Uxía pasó sin apenas prestarle atención a la Capilla da Nossa Senhora da Cabeça. Le hacía sentir molesta. Durante años, los vecinos de Valença, en Portugal, y los vecinos de Tomiño, en su querida Galicia, celebraban una fiesta anual medio pagana, medio religiosa, en la que el cura portugués se subía a una barca y llegaba a la parroquia española, donde ofrecía su cruz para ser besada. Luego, volvía a Valença con el cura gallego que hacía lo mismo con los vecinos portugueses, ofreciéndole la cruz de Tomiño.
La fiesta culminaba con gaitas gallegas y concertinas portuguesas, entre otros instrumentos, creando melodías cargadas de alegría y hermandad entre pueblos.
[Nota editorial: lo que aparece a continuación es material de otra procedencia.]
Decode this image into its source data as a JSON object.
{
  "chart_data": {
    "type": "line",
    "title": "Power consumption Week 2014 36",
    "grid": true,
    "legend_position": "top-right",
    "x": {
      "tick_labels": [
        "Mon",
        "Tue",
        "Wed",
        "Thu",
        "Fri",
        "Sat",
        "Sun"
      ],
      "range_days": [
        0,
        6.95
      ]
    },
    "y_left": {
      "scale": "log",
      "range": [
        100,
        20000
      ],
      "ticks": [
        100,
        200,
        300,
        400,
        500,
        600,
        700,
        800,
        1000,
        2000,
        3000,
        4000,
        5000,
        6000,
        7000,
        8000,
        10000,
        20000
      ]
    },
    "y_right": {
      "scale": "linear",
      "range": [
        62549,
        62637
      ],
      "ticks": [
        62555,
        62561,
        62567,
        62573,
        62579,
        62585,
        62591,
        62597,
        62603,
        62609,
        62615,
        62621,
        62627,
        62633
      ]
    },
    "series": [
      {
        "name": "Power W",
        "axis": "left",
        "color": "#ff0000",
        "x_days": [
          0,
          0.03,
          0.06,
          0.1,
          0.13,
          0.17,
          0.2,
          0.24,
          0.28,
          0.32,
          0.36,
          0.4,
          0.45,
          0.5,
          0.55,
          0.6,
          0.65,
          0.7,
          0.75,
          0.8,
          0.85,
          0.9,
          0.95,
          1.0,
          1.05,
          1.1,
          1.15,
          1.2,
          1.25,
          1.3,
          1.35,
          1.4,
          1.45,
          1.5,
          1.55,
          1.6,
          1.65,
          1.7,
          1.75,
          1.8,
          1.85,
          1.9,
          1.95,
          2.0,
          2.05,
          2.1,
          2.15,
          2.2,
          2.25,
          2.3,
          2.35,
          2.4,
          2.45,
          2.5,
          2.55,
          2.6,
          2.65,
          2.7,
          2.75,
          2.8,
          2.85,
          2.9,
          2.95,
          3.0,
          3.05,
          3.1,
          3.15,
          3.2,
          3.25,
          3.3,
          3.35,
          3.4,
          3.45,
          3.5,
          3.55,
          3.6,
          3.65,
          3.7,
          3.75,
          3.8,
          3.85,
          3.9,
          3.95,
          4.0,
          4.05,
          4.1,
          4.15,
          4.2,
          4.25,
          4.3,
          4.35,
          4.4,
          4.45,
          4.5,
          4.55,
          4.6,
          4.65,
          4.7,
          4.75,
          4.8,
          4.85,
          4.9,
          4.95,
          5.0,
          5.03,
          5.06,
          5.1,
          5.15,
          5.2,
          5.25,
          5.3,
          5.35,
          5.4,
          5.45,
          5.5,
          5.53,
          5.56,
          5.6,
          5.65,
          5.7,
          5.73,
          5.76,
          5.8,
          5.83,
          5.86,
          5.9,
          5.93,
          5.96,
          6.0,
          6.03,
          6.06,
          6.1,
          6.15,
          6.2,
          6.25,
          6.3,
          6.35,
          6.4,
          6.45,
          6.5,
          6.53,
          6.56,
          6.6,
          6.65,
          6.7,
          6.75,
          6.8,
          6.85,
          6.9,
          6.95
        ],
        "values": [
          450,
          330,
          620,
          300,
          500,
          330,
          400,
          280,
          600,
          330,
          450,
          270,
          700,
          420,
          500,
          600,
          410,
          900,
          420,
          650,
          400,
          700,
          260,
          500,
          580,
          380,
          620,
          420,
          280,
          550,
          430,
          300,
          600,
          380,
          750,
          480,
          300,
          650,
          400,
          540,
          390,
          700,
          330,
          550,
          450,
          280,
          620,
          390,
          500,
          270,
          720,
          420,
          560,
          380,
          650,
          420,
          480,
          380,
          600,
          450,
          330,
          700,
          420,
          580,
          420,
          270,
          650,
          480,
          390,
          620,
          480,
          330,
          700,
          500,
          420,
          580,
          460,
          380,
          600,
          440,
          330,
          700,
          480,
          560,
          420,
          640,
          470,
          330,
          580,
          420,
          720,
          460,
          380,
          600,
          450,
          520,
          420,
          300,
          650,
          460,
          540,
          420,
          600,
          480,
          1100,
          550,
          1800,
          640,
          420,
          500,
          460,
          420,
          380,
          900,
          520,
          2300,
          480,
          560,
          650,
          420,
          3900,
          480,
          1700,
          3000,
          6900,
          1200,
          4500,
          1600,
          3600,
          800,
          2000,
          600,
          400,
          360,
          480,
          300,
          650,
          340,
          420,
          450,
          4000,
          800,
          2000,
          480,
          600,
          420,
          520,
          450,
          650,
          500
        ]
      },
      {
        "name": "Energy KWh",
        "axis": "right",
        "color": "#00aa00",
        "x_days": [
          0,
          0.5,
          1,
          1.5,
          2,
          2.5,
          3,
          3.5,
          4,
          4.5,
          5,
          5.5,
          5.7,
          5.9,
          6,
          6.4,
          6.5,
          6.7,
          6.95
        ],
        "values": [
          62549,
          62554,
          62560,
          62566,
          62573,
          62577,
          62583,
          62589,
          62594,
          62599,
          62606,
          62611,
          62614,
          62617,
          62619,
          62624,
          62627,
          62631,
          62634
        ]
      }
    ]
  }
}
Muchos comían dentro de las pequeñas barcas en el río, alumbrados con faroles de aceite. Otros se dejaban pasear por las orillas, cerca de las hogueras improvisadas, riendo, hablando o bailando, intercambiando viandas.
Todo terminó hacía poco tiempo. Un cura joven con ideas retrógradas que ni siquiera habían tenido los anteriores, de los que leen las misas en latín y se ponen de espaldas a los feligreses, de esos que culpan a la mujer si la familia tiene problemas y los niños no van a la iglesia. Un cura que decidió que lo religioso y lo pagano no se debían de mezclar. Un cura, al fin y al cabo, que rompió la hermandad entre los pueblos, creada antes de que los límites geográficos se contemplaran como muros entre buenos y malos.
A Uxía le molestaba ese pensar. Le daba náuseas. Le olía rancio como queso de pastor puesto al sol. Por eso, en el escaso instante en el que volvió su mirada a la capilla, tuvo la sensación de que aquella serpiente roja pintada en las escaleras, tenía forma de una lengua larga que se burlaba de todos los creyentes. La sorna era grande; lo que implicaba, duro de digerir. Los pregoneros del amor eran los que separaban a la gente.